– Нет, Дед Мороз! Нет, Дед Мороз! Нет, Дед Мороз! Уходи! – продолжил Юсуп.
– Что?.. – не понял настоящий.
– Уходи, говорю! Срочная смена сценария! – ответил криминальный.
– Я так не могу работать! – обиделся настоящий и ушел со сцены.
Заметив неладное, полицейские полезли через ограждение.
– Хотите психологическую травму детям нанести, скрутив перед ними Деда Мороза? – спросил у них Расул. – Камеры снимают. Отзовите всех. Разберемся аккуратно…
Расул подошел сбоку к сцене и встал рядом с огромной советской колонкой, расплываясь в улыбке перед зрителями.
Песня завершилась. Сотни семей стояли у сцены за ограждением в ожидании продолжения праздника.
– Дорогие дети, дорогие родители, вот уже… извините… – Расулу: – Сколько до Нового года?
– Час двадцать, – подсказал услужливо бывший помощник бывшего мэра.

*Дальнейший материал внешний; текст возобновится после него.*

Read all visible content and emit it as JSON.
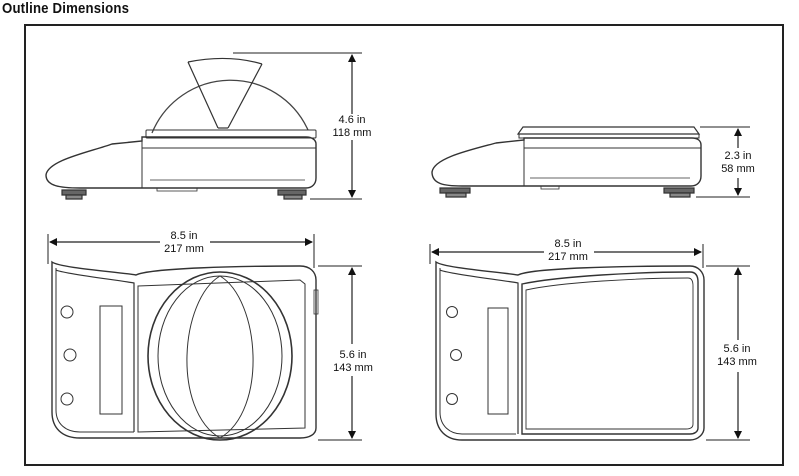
{
  "title": "Outline Dimensions",
  "views": {
    "side_open": {
      "height_in": "4.6 in",
      "height_mm": "118 mm"
    },
    "side_closed": {
      "height_in": "2.3 in",
      "height_mm": "58 mm"
    },
    "top_open": {
      "width_in": "8.5 in",
      "width_mm": "217 mm",
      "depth_in": "5.6 in",
      "depth_mm": "143 mm"
    },
    "top_closed": {
      "width_in": "8.5 in",
      "width_mm": "217 mm",
      "depth_in": "5.6 in",
      "depth_mm": "143 mm"
    }
  }
}
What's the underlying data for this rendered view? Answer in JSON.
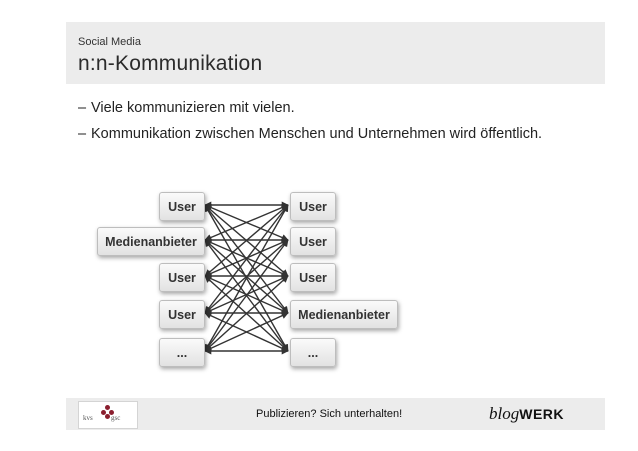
{
  "header": {
    "kicker": "Social Media",
    "title": "n:n-Kommunikation"
  },
  "bullets": [
    {
      "dash": "–",
      "text": "Viele kommunizieren mit vielen."
    },
    {
      "dash": "–",
      "text": "Kommunikation zwischen Menschen und Unternehmen wird öffentlich."
    }
  ],
  "diagram": {
    "left_nodes": [
      "User",
      "Medienanbieter",
      "User",
      "User",
      "..."
    ],
    "right_nodes": [
      "User",
      "User",
      "User",
      "Medienanbieter",
      "..."
    ]
  },
  "footer": {
    "text": "Publizieren? Sich unterhalten!",
    "logo_left": {
      "left": "kvs",
      "right": "gsc"
    },
    "logo_right": {
      "script": "blog",
      "bold": "WERK"
    }
  }
}
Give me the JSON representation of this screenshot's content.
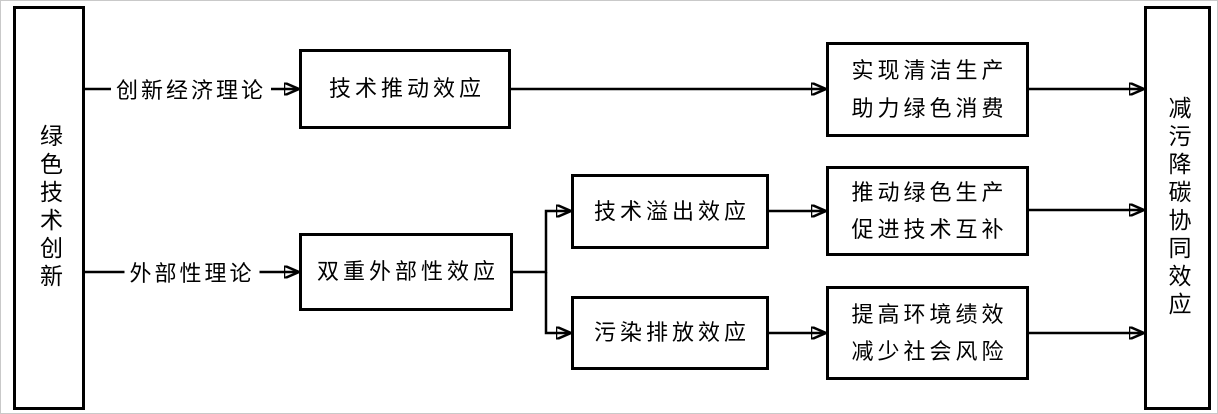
{
  "diagram": {
    "source": {
      "label": "绿色技术创新"
    },
    "sink": {
      "label": "减污降碳协同效应"
    },
    "theories": {
      "innovation": "创新经济理论",
      "externality": "外部性理论"
    },
    "effects": {
      "tech_push": "技术推动效应",
      "dual_externality": "双重外部性效应",
      "tech_spillover": "技术溢出效应",
      "pollution_emission": "污染排放效应"
    },
    "outcomes": {
      "clean_production": {
        "line1": "实现清洁生产",
        "line2": "助力绿色消费"
      },
      "green_production": {
        "line1": "推动绿色生产",
        "line2": "促进技术互补"
      },
      "env_performance": {
        "line1": "提高环境绩效",
        "line2": "减少社会风险"
      }
    },
    "colors": {
      "line": "#000000",
      "background": "#ffffff"
    }
  }
}
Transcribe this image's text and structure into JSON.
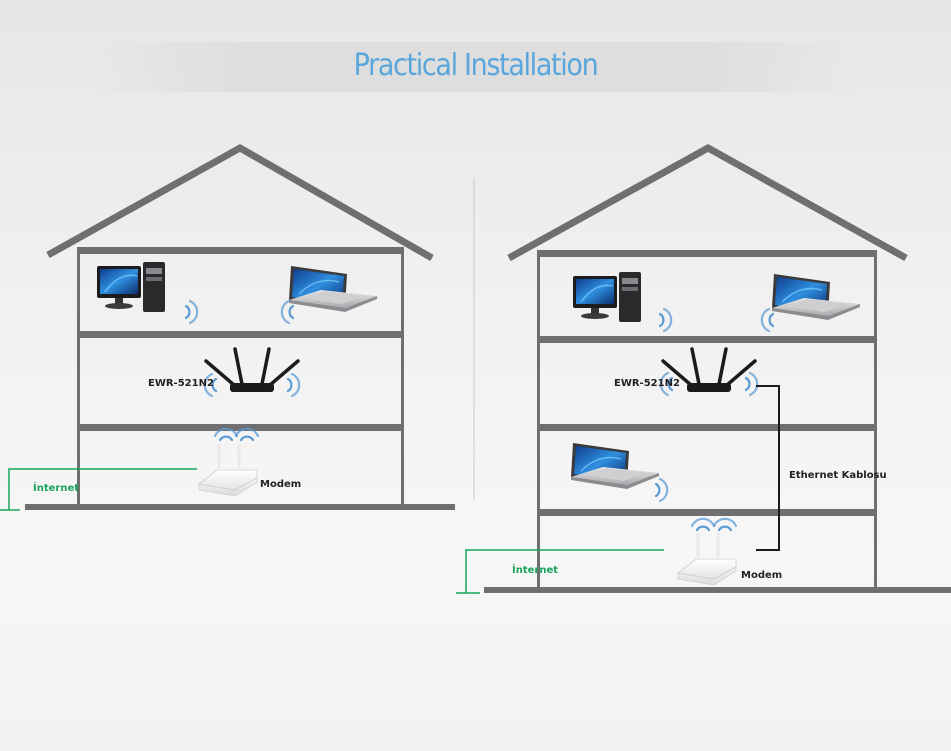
{
  "title": "Practical Installation",
  "left_scene": {
    "router_label": "EWR-521N2",
    "modem_label": "Modem",
    "internet_label": "İnternet"
  },
  "right_scene": {
    "router_label": "EWR-521N2",
    "modem_label": "Modem",
    "internet_label": "İnternet",
    "cable_label": "Ethernet Kablosu"
  },
  "colors": {
    "title": "#5aa6dc",
    "house_frame": "#6f6f72",
    "internet_line": "#1aa55a",
    "wifi": "#5b9bd5"
  }
}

– Вот осталось уже чуть больше часа до Нового года, и мы все в очередной раз собрались здесь, в центре Махачкалы, под любимой елочкой. Увидев все это, я решил, что самое время для снежка! О-хо-хо! И вот он пошел! Смотрите, какие большие хлопья! Вытяните ручки, дети, ловите снежинки!
Дети начали пытаться ловить снег, который действительно вот уже двадцать минут обильно шел.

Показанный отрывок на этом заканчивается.